All-you-can-eat culture is booming in Bristol. Everyone must, by now, be aware of Za Za Bazaar, holding up to 1,100 diners at any one time, and Flavourz always appears to be busy whenever I walk past.
Franchise restaurant Cosmo, located on the Triangle, was closed for refurbishment for four months at the start of 2012, before finally reopening to the public on April 26th. We were invited by Cosmo’s PR agency to head over there and check out the changes…
As well as removing the “pay first” policy (customers now head over to a counter at the end of their meal to pay), Cosmo have added some new elements such as a Japanese Robata grill and an Indian tandoor.
A Saturday lunchtime, on reflection, may not have been the best time to visit, as it meant that we didn’t get the full Cosmo experience. Don’t get me wrong – the restaurant was busy (we had to wait for ten minutes to be seated as they had lost our booking), and the front desk seemed a little chaotic. Some of the food “stations”, however, were closed at the time of our visit: I’d have been interested to see whether the sushi, for example, had improved since our last visit, but it wasn’t available.
The new tandoor was in full swing, though, giving us the theatre of a chef carefully threading marinated chicken pieces onto huge skewers before placing them in the traditional clay oven to cook.
Unfortunately the service seemed as chaotic as before, but this appears to be common to all large-scale buffet restaurants. Being asked what we would like to drink before we even sat down seemed overly keen, but we then had to chase our order after waiting for about 15 minutes. In the meantime, we headed over to check out the food on offer…
The food at Cosmo is a bit of a mixed bag. The choices on offer are mainly Indian and Chinese, but these sit alongside the likes of chips, hash browns and cocktail sausages (presumably aimed at younger diners…?), and a token nod to Italian cuisine in the form of two pizzas and a large pasta dish.
Our consensus was that the Indian food was the star of the show – it’s good to see an improvement, as the curries were fairly poorly executed before the refurb. The chicken cooked in the brand new tandoor oven was lovely and tender, and we were both fans of the pureed aubergine dish (I forget the name). This was just one of a number of vegetarian options available, which also included a tasty mutter paneer and aloo gobi. There were also fresh naan breads and poppadums available, which I didn’t try (I didn’t want to fill up on bread!) but have heard good things about from others.

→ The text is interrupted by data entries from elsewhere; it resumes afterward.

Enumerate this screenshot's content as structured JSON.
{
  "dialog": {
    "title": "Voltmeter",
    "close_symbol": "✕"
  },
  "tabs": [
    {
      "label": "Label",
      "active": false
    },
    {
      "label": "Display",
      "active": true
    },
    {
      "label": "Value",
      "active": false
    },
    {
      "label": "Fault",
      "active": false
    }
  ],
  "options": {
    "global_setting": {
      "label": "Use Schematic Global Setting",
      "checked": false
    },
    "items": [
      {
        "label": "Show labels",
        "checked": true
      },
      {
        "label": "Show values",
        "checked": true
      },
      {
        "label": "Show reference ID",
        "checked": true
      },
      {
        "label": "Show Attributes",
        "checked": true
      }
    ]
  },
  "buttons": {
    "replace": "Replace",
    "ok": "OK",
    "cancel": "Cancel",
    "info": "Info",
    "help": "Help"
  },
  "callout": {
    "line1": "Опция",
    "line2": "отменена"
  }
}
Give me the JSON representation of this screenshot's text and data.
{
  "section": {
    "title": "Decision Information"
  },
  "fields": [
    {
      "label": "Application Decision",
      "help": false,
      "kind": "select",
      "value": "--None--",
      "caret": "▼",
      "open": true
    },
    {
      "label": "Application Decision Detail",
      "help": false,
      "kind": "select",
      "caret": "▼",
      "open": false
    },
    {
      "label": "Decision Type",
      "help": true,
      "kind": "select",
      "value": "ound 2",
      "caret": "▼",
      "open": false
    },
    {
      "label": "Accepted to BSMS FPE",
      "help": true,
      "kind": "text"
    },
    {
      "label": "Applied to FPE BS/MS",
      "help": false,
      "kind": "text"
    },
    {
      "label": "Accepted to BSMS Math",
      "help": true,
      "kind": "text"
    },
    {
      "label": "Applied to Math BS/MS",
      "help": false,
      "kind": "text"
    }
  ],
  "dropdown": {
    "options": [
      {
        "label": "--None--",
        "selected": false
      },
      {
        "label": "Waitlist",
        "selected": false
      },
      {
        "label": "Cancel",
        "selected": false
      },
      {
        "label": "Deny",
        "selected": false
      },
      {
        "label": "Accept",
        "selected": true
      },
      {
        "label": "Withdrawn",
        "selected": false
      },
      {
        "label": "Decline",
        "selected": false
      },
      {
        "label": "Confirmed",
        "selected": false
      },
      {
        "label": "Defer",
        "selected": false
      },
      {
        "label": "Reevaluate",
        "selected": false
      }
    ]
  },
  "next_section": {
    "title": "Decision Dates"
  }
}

The Chinese food, however, was a little hit and miss. Bizarrely, it was the Chinese that was better than the Indian before the refurb – this has definitely now changed. I enjoyed the roasted black pepper pork, but the lemon chicken was disappointing – the chicken itself dry, the batter and the sauce both overly sugary. Not as much of a selection as we were expecting on the Chinese front, but we were getting pretty full by that point anyway!
One thing that we both picked up on was that there was a large number of “chef’s specials” on offer, which suggests that the selection of dishes on offer will be changing regularly. It would have helped, however, if there was a description of what each of these special dishes was: the lack of labelling for each of these special dishes meant that it was quite hard to try and ascertain what each one contained. We were also a little confused as to why each of the dishes had a hinged lid which wasn’t being used – every serving station remained with its lid wide open for the duration of our visit.
While we were tucking into our food, a large queue formed to the side of us – as it turned out, this was for the dessert counter. We waited till the queue had died down and headed over to find out what all of the fuss was about.
Starting with a selection of four cakes, the counter progressed to fresh fruit (well, fresh and what looked like tinned fruit), mini eclairs, cubes of jelly and, bizarrely, cherry tomatoes. The freezer containing catering tubs of soft scoop ice cream (strawberry, chocolate and vanilla) was overrun with children, which explains the long queue times. I tried a piece of Black Forest Gateau, which was surprisingly good for something that appeared to have been defrosted, but we were disappointed not to see any hot desserts, which had been promised in Cosmo’s press release. Maybe these only appear in the evenings.
It’s hard to justify complaining about any element of our meal when the prices are so low (Monday to Friday lunch is £6.99; Saturday lunch is £7.99; Monday to Thursday dinner is £12.99; Friday to Saturday dinner is £14.99; Sundays & Bank Holidays whole day is £12.99). Cosmo definitely has a time and a place – for groups of people who can’t agree on what to eat, and for families with children, it’s not a bad shout. Drinks prices are fairly reasonable, and it always seems popular with students. I’d be interested to hear comments from others who have visited since the refurbishment…
Please note: this meal was received free of charge, but in no way impacted on our opinion. We were not obliged to write a positive review, and the venue did not see this review before it was put up on the site.